As I mentioned earlier, the game gives you multiple choices to choose from. The problem with these choices is that they have no overall bearing on the story whatsoever. The only time your choices ever make a difference is at the very end of the game. Occasionally, the choice option doesn’t necessarily match what Donna, Meena, or John actually say. For example, a choice option could say “Not, necessarily” and then our protagonist(s) could go off on a random speal about something completely distinct from the original option.

Each protagonist has their own story set in chapters. Each character has 6 chapters and you progress through each one in whatever order you please. On a quick note, I love the addition of the “Previously on Last Stop” videos. It’s sometimes hard to remember every plot point when you’re playing through three different stories at once. Variable State probably realized this and added them to refresh the players’ memory.

Last Stop is a colorful and vibrant game in many of its set pieces. One thing that I will always set out to appreciate is art direction. While Last Stop isn’t especially distinct in terms of its look, what’s there shouldn’t be overlooked. There are certain design choices such as the decision not to give facial animations to a lot of the NPC’s. This is something that some may see as not enough “attention to detail.” In the end, it’s something I barely noticed and didn’t care about all that much considering it doesn’t impact anything noteworthy.

I’ll give the game this, Last Stop has a unique feel to it. From the main menu, I knew that the experience would at least be distinctive which is on par with most games published from Annapurna Interactive. When you’re controlling your character, for the most part, you’ll be wandering from place to place. When walking in a large area, the camera angle will shift continuously. You’ll have an overhead shot heading into a tunnel, then when you enter the tunnel the camera will change to the backs of your character and so on. The camera shifts may not be important to most but I grew to enjoy them.

I will say that that this game is polished and I didn’t experience a single bug or glitch throughout my entire playthrough. Although, some animations can feel a bit janky specifically in regards to the movement. For example, when a character walks up and downstairs it looks like their feet teleport from step to step instead of moving organically.

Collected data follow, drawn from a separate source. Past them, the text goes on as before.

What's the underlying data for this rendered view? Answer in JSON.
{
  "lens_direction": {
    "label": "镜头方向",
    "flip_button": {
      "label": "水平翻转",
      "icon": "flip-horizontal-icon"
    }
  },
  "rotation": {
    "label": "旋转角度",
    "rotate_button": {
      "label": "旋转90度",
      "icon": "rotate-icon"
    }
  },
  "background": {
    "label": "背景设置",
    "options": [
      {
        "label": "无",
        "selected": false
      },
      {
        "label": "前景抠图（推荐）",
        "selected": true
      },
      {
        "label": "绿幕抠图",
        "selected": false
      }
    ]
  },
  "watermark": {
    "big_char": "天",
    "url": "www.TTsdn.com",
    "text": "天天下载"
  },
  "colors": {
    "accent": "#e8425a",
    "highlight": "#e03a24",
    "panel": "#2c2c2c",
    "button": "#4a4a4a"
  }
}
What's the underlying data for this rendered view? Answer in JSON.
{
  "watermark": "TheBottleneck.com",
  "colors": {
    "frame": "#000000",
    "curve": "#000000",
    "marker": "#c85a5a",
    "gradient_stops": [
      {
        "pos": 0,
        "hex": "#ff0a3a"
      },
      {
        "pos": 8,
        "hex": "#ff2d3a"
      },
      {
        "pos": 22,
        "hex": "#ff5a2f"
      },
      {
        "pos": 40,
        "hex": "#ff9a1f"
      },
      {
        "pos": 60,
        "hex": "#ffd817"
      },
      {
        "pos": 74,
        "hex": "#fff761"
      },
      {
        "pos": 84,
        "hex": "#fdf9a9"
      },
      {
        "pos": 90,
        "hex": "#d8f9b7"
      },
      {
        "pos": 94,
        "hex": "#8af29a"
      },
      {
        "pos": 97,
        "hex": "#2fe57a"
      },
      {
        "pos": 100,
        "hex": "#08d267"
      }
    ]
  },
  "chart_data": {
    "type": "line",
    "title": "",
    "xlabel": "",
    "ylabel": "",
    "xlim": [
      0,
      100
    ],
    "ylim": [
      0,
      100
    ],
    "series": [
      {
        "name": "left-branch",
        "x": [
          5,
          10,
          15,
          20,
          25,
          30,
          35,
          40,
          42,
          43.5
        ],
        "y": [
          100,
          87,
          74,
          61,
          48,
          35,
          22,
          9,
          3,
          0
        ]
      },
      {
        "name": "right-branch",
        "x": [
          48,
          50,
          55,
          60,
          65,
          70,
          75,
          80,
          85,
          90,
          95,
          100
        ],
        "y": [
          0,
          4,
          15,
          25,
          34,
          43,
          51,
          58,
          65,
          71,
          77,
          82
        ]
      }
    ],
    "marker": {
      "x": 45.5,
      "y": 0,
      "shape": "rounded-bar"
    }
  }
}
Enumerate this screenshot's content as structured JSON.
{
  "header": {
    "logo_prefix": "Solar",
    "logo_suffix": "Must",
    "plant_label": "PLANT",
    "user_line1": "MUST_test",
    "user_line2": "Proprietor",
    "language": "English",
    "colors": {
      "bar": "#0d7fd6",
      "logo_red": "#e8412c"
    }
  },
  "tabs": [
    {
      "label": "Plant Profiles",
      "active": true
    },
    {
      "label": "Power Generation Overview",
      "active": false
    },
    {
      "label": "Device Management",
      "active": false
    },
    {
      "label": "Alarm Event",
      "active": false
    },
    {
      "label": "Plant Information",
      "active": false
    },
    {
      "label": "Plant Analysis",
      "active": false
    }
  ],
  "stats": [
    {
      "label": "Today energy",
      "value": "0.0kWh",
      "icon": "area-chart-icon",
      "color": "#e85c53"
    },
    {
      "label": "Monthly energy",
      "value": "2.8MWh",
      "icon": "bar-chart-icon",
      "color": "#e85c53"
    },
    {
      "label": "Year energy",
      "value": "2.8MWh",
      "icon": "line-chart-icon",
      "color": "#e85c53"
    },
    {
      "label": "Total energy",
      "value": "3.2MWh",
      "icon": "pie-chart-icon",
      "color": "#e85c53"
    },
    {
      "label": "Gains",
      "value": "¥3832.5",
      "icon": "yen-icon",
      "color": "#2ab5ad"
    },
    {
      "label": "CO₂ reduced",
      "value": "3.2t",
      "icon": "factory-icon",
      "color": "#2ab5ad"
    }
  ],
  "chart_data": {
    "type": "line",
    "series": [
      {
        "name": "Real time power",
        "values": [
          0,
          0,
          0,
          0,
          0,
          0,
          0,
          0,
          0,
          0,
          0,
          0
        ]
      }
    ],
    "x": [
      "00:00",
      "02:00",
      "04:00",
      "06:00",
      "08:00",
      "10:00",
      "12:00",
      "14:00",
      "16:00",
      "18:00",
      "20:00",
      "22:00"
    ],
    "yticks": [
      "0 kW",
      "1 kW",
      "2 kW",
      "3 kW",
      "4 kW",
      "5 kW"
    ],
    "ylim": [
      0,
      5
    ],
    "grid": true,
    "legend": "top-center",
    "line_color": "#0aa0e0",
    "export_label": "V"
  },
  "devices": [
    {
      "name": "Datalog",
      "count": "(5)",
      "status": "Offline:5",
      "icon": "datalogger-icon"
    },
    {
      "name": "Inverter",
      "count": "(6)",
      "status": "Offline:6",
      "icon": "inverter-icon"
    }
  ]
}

Last Stop isn’t a bad game by any means, I can’t say I found the game boring at all. I feel that Variable State set out to make a unique game and they succeeded on that front. It’s just that the fact that dialogue for about 95% of the game doesn’t mean a thing. The dialogue itself is good and even great in some parts but I can’t say that your choices not making a difference for a majority of the game didn’t hurt it.

Its large bright spots are definitely its dialogue, art direction, and John’s story in particular. Last Stop is a good game for what it is, it just has a couple of noteworthy issues. It’s not a long game at all, I finished it in about 5-6 hours and I suspect that the average player will as well. So for my first title from Variable State had its ups and downs but I have no doubt they’ll improve on them in their next title.